Annaka, also, is healing.  She and her mother and grandma returned from Pittsburgh on April 1st.  Three months after her surgery, Annaka’s medical team decided she was where she needed to be and was “fixed,” so to speak, from a surgical standpoint.  Nancy’s gift was working and the liver team had figured out the right mix of anti-rejection drugs to keep her safe.  In fact, a new test—developed by one of Pittsburgh’s own doctors—suggested that Annaka, after all her pitfalls, fell into a sub-group of transplant recipients that had a higher than average likelihood of NOT rejecting an organ.  In her time back at home, Annaka has learned to crawl and pull up and should be toddling like the toddler she is by the end of summer, catching up on so many of the milestones that alluded her during her recovery out east.
That’s the good news.  The bad news is, she’s dangerously allergic to all dairy products.  (As an aside, do you have any idea how many grocery items have at least some smidgeon of cow’s milk?  If they get a union we’re doomed.) She’s also very allergic to a host of other culinary staples, such as eggs, bananas, strawberries and apples, as well as squash, peas, coconut, and perhaps even beef.

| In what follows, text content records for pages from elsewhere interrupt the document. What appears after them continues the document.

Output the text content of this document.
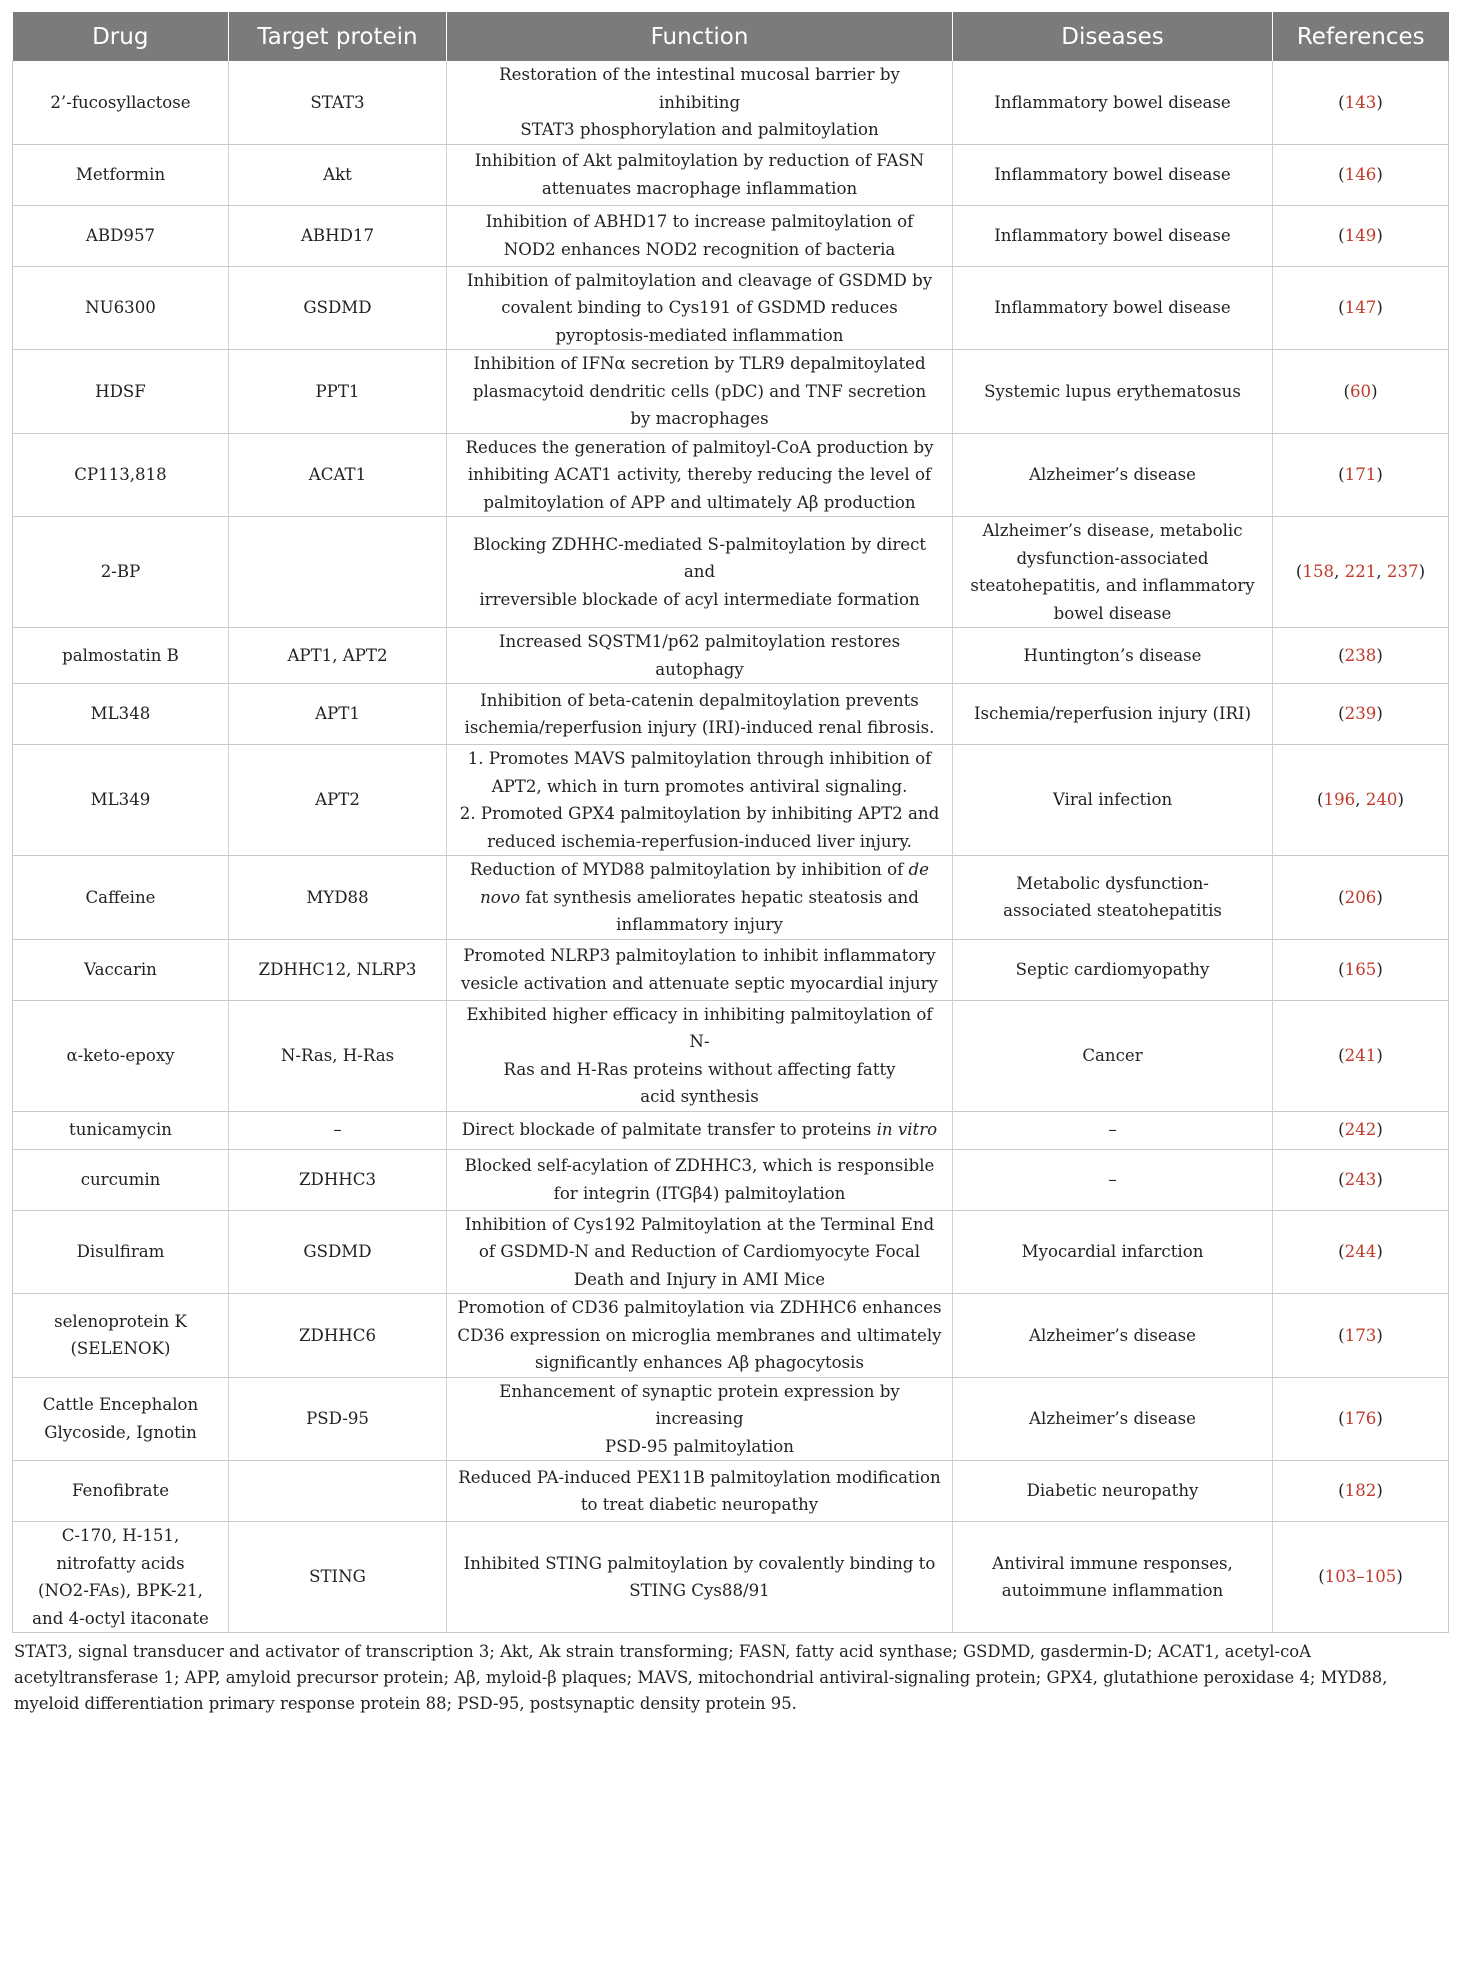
Drug	Target protein	Function	Diseases	References
2’-fucosyllactose	STAT3	Restoration of the intestinal mucosal barrier by inhibiting
STAT3 phosphorylation and palmitoylation	Inflammatory bowel disease	(143)
Metformin	Akt	Inhibition of Akt palmitoylation by reduction of FASN
attenuates macrophage inflammation	Inflammatory bowel disease	(146)
ABD957	ABHD17	Inhibition of ABHD17 to increase palmitoylation of
NOD2 enhances NOD2 recognition of bacteria	Inflammatory bowel disease	(149)
NU6300	GSDMD	Inhibition of palmitoylation and cleavage of GSDMD by
covalent binding to Cys191 of GSDMD reduces
pyroptosis-mediated inflammation	Inflammatory bowel disease	(147)
HDSF	PPT1	Inhibition of IFNα secretion by TLR9 depalmitoylated
plasmacytoid dendritic cells (pDC) and TNF secretion
by macrophages	Systemic lupus erythematosus	(60)
CP113,818	ACAT1	Reduces the generation of palmitoyl-CoA production by
inhibiting ACAT1 activity, thereby reducing the level of
palmitoylation of APP and ultimately Aβ production	Alzheimer’s disease	(171)
2-BP		Blocking ZDHHC-mediated S-palmitoylation by direct and
irreversible blockade of acyl intermediate formation	Alzheimer’s disease, metabolic
dysfunction-associated
steatohepatitis, and inflammatory
bowel disease	(158, 221, 237)
palmostatin B	APT1, APT2	Increased SQSTM1/p62 palmitoylation restores autophagy	Huntington’s disease	(238)
ML348	APT1	Inhibition of beta-catenin depalmitoylation prevents
ischemia/reperfusion injury (IRI)-induced renal fibrosis.	Ischemia/reperfusion injury (IRI)	(239)
ML349	APT2	1. Promotes MAVS palmitoylation through inhibition of
APT2, which in turn promotes antiviral signaling.
2. Promoted GPX4 palmitoylation by inhibiting APT2 and
reduced ischemia-reperfusion-induced liver injury.	Viral infection	(196, 240)
Caffeine	MYD88	Reduction of MYD88 palmitoylation by inhibition of de
novo fat synthesis ameliorates hepatic steatosis and
inflammatory injury	Metabolic dysfunction-
associated steatohepatitis	(206)
Vaccarin	ZDHHC12, NLRP3	Promoted NLRP3 palmitoylation to inhibit inflammatory
vesicle activation and attenuate septic myocardial injury	Septic cardiomyopathy	(165)
α-keto-epoxy	N-Ras, H-Ras	Exhibited higher efficacy in inhibiting palmitoylation of N-
Ras and H-Ras proteins without affecting fatty
acid synthesis	Cancer	(241)
tunicamycin	–	Direct blockade of palmitate transfer to proteins in vitro	–	(242)
curcumin	ZDHHC3	Blocked self-acylation of ZDHHC3, which is responsible
for integrin (ITGβ4) palmitoylation	–	(243)
Disulfiram	GSDMD	Inhibition of Cys192 Palmitoylation at the Terminal End
of GSDMD-N and Reduction of Cardiomyocyte Focal
Death and Injury in AMI Mice	Myocardial infarction	(244)
selenoprotein K
(SELENOK)	ZDHHC6	Promotion of CD36 palmitoylation via ZDHHC6 enhances
CD36 expression on microglia membranes and ultimately
significantly enhances Aβ phagocytosis	Alzheimer’s disease	(173)
Cattle Encephalon
Glycoside, Ignotin	PSD-95	Enhancement of synaptic protein expression by increasing
PSD-95 palmitoylation	Alzheimer’s disease	(176)
Fenofibrate		Reduced PA-induced PEX11B palmitoylation modification
to treat diabetic neuropathy	Diabetic neuropathy	(182)
C-170, H-151,
nitrofatty acids
(NO2-FAs), BPK-21,
and 4-octyl itaconate	STING	Inhibited STING palmitoylation by covalently binding to
STING Cys88/91	Antiviral immune responses,
autoimmune inflammation	(103–105)
STAT3, signal transducer and activator of transcription 3; Akt, Ak strain transforming; FASN, fatty acid synthase; GSDMD, gasdermin-D; ACAT1, acetyl-coA acetyltransferase 1; APP, amyloid precursor protein; Aβ, myloid-β plaques; MAVS, mitochondrial antiviral-signaling protein; GPX4, glutathione peroxidase 4; MYD88, myeloid differentiation primary response protein 88; PSD-95, postsynaptic density protein 95.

We carry an Epi-pen with her at all times and have to be super-vigilant about potential cross-contamination, having already returned to the E.R. since Crashy’s break to deal with a vomiting spell instigated by an unknown (but most likely avocado) allergen.  Dealing with the food allergy issue after the broken liver issue was kind of like climbing a mountain, getting to the top, and then being told, “Oh, yeah, this is actually an active volcano.  Watch your step on the way down.”
There’s always something, though, isn’t there?
            Speaking of always something, graduation Sunday was this past week, a time perhaps a little heavier on nostalgia than other days out of the year.  Although I wasn’t able to attend the ceremony and I know school teachers aren’t supposed to say things like this, the class of 2017 will always have a special place in my memory.  This was my last group of 7th graders before I headed over to the high school in 2012, and a fraction of them made up the 8th grade scholastic bowl team that went to state a year later.  Many of these students were in my sophomore English class during the 2014-15 school year, and about a baker’s dozen of this crew made it a point to visit my classroom door on occasion to fill me in on their lives as upperclassmen.
            I will miss these students, and it would be in bad taste to not use this forum now to offer the fraction of them that read newspaper columns one last lesson:  there really is always something.
            This is life, the world we’ve partially made, a world of food allergies and splintered arms, of drowning polar bears and world leaders who just cannot put down their smartphones. 
That’s the way it is, though, and the way it’s always been, and avoiding those “somethings” is not really the point.  We have those mountains, the caves, the jungles and the swamps, seasons and events in our lives that are difficult to traverse.  Sometimes they seem put in our way to bring us closer to God, and sometime they are just there because we live on a planet full of, well, mountains and caves and jungles and swamps.
Trying to find success in life, or happiness or comfort, or whatever it is that young people try to find these days, by avoiding all the “somethings,” isn’t a good idea.  Your comfort zone will get so tight it will start to feel like a jail. 
Returning, then, to our hero, Crashy moped around the house a few days after the break.  He played more IPAD than he should have and watched a lot of TV.  He wore a sling for about a week, too skittish about the weight of the cast to even walk without it.
Soon, though, the sling came off.  Soon he was back outside, sliding down slides, swinging on swings, running from his sister after telling her not to sing.

            And although we’ll recommend he stay seated, it’s probably only a matter of time before he takes another leap.